Tuesday, January 12, 2016

Holy Bat-Memories, Batman!

  My pals Bob Greenberger and Paul Kupperberg have both blogged about watching the first episode of the Batman TV series fifty years ago today. (Check out their posts by clicking the links in the column to the right.)
  As a heavy-duty comics fan, I too looked forward to the program. I had been reading Batman comics since 1959 and was a fan of both the Jack Schiff version with its aliens, gimmicky villains, and strange transformations as well as the more serious Julie Schwartz incarnation. The TV version was neither of these.
   I recall the lunch table discussion with my comics-reading pals the next day in school. None of us could believe that they had turned Batman into such a farce. Of course, that did not stop us from watching it every week from then on. And complaining about the campiness.
   We had hoped that the show would eventually become more like the comics. Unfortunately, the opposite happened. Comic books were overrun with giant sound effects that lasted until the Bat-bubble burst three years later. And the media got a tag to hang every story about comics on for the next half-century.
   Given how popular the dark version of Batman in the movies (and comics) has become, it is hard to believe that the version from the TV series is still remembered so fondly. Maybe some energetic writer will find a way to tie them together. Can you imagine the Bruce Wayne in Gotham growing up to become the Adam West Caped Crusader? That would be something to see!
Watching Batman in 1966, I never would have imagined that I would get to sit in the Batmobile 25 years later


  1. Each version of Batman (grim Dark Knight, straight superhero, science fiction, New Look, camp, Dark Knight once again) reflected then-current fads and trends. In 1939-40, there was probably a lot of influence from pulp magazines (e.g., The Shadow), Warner Brothers gangster movies, and Universal's horror movies. Circa 1960, the comics were influenced by the science fiction movies about bug-eyed monsters and alien invaders. And, in 1966, the fads were pop art and camp comedy.

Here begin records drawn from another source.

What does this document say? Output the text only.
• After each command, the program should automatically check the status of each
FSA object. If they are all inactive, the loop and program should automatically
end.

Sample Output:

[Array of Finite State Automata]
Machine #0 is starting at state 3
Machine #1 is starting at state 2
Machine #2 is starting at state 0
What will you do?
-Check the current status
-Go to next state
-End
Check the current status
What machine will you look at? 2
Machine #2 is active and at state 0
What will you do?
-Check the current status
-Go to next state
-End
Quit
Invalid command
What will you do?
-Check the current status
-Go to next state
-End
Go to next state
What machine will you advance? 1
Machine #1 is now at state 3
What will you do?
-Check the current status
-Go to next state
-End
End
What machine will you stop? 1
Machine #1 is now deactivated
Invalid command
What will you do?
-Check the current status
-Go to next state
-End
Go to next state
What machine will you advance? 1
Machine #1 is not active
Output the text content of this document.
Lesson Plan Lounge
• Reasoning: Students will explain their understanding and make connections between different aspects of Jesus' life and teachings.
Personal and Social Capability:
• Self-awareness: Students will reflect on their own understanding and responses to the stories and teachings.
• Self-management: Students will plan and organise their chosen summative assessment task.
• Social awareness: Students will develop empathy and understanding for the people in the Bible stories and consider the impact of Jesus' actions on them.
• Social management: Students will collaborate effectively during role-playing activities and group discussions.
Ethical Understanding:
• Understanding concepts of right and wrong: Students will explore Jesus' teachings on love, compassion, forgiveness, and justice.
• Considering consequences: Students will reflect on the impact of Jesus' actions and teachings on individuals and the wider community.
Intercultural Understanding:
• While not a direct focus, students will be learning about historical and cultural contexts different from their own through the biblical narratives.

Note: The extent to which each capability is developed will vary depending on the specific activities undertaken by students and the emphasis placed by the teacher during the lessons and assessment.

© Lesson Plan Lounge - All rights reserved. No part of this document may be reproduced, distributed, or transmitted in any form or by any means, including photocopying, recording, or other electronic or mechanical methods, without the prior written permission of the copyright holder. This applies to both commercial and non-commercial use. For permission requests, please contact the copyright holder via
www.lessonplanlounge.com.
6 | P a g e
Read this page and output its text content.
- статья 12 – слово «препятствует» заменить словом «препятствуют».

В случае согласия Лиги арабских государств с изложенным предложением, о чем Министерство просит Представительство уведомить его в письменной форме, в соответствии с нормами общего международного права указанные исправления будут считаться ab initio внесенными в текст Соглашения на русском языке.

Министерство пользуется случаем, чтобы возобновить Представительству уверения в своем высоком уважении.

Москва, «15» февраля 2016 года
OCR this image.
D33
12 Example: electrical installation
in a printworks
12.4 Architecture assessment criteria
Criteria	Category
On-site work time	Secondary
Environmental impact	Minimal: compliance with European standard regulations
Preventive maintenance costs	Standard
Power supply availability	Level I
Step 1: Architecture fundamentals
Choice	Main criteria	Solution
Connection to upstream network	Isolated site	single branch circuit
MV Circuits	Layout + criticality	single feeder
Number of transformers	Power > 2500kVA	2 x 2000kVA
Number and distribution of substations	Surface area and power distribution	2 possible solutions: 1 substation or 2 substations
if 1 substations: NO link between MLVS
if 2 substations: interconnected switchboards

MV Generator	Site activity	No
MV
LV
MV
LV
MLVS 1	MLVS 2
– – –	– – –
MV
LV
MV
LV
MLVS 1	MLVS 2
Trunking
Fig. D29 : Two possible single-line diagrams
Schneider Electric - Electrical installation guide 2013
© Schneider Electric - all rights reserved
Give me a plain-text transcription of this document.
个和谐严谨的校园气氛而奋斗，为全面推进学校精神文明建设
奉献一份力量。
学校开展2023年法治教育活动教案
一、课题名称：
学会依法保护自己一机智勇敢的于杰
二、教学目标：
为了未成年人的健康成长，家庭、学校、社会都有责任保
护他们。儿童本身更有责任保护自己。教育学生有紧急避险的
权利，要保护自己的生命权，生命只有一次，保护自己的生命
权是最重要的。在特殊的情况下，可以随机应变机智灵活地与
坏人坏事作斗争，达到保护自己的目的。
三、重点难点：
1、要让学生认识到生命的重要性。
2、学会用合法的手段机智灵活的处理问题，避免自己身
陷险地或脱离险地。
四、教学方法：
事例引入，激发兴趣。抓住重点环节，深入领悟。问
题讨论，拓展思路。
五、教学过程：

    The James Bond movies had a lot of tongue-in-cheek comedy relief, and the various Bond imitators (Matt Helm, Our Man Flint) were even more so. Several TV series (Voyage to the Bottom of the Sea, The Man From U.N.C.L.E., The Wild Wild West) had started as straight action-adventure, and became more and more campy in the 1966-67 season. (Most of them tried to tone it down in '67-68, when the camp fad was obviously passing.) There were also campy movie versions of Modesty Blaise and Barbarella.

    Maybe if I'd been older, and had been reading Julius Schwartz's comics for a few years, I would have been disgusted by the campy TV show. As it was, I was seven, and had no previous experience with superheros. (The only comic books I had read before were "funny animal" comics like Bugs Bunny and Mickey Mouse.) The TV show was a sort of gateway drug; I began reading Batman and Detective Comics, and then also became a fan of Justice League and its members' solo titles, as well as the Teen Titans and the Superman Family comics.

    My peers and I did not see the TV show as camp; we thought of it as a straight action-adventure show, and it seemed (to us) just as serious and dramatic as "Gunsmoke" and "The FBI." Of course, our parents were laughing their heads off. Years later, watching reruns, I finally understood the stuff that had gone over my head the first time around.

    The camp comedy meant that the show could be enjoyed on two levels, and it was popular with adults as well as kids. It's worth noting that The Green Hornet was played fairly straight, and lasted only one season.

    Julie Newmar was interviewed by Amazing Heroes magazine ca. 1990, and she mentioned that each version of Batman was a product of its time. When asked if she thought that there was room for both the campy comedy and the grimdark version, she said, "Oh, yes."

  2. The Dozer Bat-Craze revitalized so much of the fun Silver Comic era, giving competitors like Marvel their legs to expand into media and gain valuable market-share.

    Folks for decades have ridiculed the show, but it worked very well in the post-Kennedy years with the advent of Pop camp, baby boomers and color television.

    It's provided far more substance and laid far more groundwork for what we comic enthusiasts cherish today than most will ever give it credit for.

    As for the show itself, it started out very experimental and zesty, but by the 2nd and 3rd seasons, writers began resting on their campy devices, losing the delicate, ingenious comedic balance it had early on.

    You **needed** the Wayne Foundation balance to even out the 'theatre of the absurd' as West categorized it.

    The reduction to 25min stories and adding Batgirl worked against that. Love Batgirl like everyone, but it greatly reduced the West-Ward on-screen chemistry and buddy dynamic.